Manslaughter is further classified into two categories; voluntary and involuntary. The definitions of both these categories are detailed below.
Voluntary manslaughter is defined as the act of killing that occurs when the victim is provoked and he kills in the heat of that provocation. When someone or something becomes the reason for provoking the convict who then ends up killing someone, then it is not considered a first or second-degree murder. It is just the result of uncontrollable anger or human weakness.
To understand voluntary manslaughter better, here is an example. A person arrives home to see his girlfriend cheating on him with someone else, and he might get frustrated to the extent that he ends up killing his girlfriend or her new lover. The law or jury might decide to involve such cases in voluntary manslaughter.
Involuntary manslaughter involves cases of unintentional homicide that are the result of criminal negligence or reckless conduct. It is basically the consequence of the accidental actions of the convict. For example, if the reckless driving of the convict can result in the death of someone, it might be a case of involuntary manslaughter, depending on certain aspects looked at by the law. There is no intent or premeditation involved in such cases.
Manslaughter sentencing and penalties
There is no death sentence for manslaughter crimes, but the convicts of such crimes often end up getting a prison time. Sentences and penalties for manslaughter might vary in different states and according to their laws. Different circumstances are also taken into account by the jurisdiction. The penalty for manslaughter can range from three to ten years, or more or less in some cases.
Murder is a serious offense, no matter what form or degree it may be. Hope you got your answer to what is 1st, 2nd and 3rd degree murder. This article has deeply explained all the three degrees of murder, the important aspects and elements for each degree and what penalties are given for such crimes.

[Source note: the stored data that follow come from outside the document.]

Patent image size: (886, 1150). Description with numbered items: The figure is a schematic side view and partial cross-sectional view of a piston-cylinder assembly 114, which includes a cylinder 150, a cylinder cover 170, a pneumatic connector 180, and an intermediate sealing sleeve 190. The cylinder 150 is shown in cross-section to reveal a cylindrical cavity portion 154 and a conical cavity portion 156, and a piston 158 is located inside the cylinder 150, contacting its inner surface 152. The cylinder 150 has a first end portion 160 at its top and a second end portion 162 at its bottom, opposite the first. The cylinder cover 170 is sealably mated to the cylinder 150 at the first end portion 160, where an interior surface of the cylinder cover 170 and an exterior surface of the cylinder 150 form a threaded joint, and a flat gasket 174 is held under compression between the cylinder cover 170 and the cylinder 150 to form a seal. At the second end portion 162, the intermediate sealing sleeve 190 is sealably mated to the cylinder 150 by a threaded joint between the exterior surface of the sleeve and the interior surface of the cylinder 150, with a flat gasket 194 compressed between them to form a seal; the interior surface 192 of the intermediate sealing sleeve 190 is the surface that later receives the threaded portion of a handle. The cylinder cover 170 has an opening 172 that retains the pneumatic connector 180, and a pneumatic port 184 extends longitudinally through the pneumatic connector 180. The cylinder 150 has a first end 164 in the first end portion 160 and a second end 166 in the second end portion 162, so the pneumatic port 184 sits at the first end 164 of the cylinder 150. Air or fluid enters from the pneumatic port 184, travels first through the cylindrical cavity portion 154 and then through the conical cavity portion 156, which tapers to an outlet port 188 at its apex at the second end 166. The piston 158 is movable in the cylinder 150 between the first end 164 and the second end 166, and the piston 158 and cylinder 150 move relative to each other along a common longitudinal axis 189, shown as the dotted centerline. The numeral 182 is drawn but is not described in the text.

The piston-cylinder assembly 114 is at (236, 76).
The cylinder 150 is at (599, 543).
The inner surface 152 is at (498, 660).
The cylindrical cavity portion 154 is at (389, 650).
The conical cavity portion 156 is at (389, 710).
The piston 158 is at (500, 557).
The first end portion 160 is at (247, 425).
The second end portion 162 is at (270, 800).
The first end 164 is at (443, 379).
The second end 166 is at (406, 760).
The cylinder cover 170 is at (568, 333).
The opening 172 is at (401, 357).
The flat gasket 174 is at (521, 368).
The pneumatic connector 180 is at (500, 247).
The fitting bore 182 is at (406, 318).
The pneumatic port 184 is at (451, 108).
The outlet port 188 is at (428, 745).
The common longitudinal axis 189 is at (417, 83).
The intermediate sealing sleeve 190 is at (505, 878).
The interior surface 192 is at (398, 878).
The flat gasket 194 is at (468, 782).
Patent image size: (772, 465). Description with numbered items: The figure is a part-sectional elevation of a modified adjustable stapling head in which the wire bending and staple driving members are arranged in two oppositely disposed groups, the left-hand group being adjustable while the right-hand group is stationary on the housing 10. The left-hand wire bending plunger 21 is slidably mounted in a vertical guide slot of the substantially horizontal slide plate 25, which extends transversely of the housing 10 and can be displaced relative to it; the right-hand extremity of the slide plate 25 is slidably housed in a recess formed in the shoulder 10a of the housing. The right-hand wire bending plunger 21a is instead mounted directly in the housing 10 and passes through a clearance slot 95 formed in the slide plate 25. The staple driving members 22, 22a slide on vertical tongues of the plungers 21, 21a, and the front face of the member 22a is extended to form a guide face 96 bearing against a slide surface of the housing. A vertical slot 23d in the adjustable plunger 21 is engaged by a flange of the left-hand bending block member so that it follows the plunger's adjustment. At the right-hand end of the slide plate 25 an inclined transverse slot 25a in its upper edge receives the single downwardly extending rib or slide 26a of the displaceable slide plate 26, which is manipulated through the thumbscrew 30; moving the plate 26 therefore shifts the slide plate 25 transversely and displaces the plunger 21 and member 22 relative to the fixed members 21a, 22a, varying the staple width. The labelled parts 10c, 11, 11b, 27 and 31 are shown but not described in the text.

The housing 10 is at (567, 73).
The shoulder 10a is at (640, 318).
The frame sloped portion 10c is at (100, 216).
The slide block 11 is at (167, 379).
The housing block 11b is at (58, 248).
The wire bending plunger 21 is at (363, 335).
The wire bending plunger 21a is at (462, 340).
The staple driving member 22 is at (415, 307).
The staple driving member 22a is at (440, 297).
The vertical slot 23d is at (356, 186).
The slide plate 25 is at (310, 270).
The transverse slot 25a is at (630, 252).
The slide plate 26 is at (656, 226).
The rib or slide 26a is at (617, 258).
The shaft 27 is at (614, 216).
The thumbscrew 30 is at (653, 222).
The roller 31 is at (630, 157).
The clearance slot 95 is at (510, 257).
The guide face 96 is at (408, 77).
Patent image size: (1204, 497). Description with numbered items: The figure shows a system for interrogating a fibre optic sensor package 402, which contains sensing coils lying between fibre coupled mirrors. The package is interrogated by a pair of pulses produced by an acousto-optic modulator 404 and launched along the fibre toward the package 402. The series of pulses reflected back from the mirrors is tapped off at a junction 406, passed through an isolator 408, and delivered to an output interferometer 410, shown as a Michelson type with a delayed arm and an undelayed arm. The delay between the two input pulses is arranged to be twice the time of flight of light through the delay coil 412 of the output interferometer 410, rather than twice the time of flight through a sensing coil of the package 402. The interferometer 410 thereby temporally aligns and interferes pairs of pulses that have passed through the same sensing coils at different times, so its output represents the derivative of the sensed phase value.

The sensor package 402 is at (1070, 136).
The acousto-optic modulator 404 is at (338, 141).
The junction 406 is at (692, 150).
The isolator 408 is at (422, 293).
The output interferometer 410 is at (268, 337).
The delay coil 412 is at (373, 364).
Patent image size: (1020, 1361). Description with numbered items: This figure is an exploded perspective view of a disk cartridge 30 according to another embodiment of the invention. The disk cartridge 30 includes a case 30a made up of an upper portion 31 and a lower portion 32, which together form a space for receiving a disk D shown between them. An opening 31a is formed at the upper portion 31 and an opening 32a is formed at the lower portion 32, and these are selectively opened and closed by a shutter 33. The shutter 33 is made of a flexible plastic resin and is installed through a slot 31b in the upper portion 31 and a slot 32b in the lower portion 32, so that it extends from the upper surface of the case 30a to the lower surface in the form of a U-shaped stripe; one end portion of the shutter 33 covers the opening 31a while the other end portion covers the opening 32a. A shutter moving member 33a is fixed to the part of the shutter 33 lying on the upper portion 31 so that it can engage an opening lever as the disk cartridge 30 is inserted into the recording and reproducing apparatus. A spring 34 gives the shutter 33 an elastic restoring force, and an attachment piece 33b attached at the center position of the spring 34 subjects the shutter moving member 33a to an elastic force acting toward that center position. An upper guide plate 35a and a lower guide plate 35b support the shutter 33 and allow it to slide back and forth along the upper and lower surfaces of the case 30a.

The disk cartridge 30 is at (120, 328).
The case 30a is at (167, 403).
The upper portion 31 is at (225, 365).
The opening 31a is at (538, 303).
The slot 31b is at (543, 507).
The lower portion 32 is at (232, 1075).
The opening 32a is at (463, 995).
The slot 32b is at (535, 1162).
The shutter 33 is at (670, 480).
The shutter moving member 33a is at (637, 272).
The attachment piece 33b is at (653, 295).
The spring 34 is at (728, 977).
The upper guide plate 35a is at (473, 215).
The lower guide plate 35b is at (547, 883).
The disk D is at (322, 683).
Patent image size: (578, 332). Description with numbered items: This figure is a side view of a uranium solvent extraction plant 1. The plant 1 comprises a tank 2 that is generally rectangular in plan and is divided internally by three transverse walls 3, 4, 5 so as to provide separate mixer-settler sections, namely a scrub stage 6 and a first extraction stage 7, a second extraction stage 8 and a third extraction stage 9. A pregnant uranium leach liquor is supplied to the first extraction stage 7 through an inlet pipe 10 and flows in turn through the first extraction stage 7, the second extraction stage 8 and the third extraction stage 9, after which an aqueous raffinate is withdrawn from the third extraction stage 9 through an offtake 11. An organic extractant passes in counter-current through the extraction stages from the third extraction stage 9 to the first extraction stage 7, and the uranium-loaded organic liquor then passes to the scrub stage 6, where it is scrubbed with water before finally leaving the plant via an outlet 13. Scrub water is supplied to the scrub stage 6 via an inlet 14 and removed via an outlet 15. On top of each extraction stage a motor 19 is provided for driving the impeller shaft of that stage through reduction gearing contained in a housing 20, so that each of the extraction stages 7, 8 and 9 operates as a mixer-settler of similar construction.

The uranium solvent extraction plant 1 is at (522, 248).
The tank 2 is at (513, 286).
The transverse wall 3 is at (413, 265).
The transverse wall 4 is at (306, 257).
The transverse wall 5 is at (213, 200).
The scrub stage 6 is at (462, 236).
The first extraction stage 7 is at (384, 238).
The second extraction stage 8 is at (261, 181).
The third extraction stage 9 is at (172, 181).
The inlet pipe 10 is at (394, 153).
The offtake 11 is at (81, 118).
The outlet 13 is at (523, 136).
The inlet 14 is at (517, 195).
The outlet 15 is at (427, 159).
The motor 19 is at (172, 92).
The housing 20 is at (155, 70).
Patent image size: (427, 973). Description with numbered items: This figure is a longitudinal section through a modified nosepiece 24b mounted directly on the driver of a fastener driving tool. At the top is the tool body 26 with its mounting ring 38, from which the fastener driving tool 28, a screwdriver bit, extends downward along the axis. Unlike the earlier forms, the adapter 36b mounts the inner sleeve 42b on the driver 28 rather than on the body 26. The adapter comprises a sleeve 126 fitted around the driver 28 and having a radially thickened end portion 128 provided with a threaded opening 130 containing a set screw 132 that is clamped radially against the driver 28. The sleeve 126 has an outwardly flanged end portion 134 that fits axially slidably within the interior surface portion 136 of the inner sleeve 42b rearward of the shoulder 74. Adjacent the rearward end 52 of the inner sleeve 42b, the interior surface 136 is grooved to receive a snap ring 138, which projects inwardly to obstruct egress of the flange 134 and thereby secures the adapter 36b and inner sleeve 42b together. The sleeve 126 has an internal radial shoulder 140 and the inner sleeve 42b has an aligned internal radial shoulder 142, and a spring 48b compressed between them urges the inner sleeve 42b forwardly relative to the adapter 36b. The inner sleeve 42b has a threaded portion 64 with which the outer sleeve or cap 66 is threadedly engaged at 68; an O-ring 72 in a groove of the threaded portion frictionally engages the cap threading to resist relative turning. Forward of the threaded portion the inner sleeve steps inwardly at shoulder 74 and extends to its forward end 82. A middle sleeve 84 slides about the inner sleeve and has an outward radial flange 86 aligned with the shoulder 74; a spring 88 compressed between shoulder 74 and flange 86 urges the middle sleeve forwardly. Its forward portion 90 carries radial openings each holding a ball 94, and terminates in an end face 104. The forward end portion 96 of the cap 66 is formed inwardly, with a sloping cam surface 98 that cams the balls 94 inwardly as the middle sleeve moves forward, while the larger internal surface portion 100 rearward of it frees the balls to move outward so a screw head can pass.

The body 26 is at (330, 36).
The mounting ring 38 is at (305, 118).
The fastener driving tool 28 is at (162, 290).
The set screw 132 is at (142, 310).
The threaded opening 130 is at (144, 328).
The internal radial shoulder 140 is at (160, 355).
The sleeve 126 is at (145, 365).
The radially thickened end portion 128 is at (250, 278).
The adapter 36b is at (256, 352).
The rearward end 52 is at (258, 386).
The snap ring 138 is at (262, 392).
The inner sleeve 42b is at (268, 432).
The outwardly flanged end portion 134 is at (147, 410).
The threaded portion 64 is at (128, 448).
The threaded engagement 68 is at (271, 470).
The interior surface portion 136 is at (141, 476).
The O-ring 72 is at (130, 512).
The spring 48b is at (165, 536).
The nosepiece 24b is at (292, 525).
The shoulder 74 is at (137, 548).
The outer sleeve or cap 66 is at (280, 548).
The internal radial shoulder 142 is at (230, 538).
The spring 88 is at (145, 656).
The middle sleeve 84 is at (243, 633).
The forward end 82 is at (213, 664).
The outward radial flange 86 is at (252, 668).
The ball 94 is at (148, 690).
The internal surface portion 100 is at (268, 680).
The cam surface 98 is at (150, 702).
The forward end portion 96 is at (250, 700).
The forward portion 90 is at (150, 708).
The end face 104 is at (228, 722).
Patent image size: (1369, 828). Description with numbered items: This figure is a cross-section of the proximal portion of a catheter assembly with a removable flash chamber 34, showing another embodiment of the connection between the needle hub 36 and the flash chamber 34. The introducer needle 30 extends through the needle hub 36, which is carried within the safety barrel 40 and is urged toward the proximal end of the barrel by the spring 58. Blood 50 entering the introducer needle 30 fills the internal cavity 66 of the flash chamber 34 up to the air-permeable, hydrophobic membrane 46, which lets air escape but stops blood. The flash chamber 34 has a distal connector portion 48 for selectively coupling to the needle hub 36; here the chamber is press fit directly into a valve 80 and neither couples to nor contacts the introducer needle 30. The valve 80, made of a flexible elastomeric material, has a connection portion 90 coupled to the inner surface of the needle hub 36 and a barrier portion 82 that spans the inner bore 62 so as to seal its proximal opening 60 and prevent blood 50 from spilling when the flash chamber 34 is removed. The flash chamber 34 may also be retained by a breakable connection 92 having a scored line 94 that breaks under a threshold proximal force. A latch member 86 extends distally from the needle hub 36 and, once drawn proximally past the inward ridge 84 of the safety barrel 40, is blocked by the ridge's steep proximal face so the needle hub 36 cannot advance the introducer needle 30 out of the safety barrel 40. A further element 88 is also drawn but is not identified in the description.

Life is so unpredictable, there are times when people end up killing someone without any kind of intention. In order to avoid such situations, it is best to always be aware of laws and regulations regarding murder and also take help from a criminal lawyer who better understands such situations in any case. It is our responsibility as a citizen to understand such situations so that we can help ourselves and others as well, at the time of need.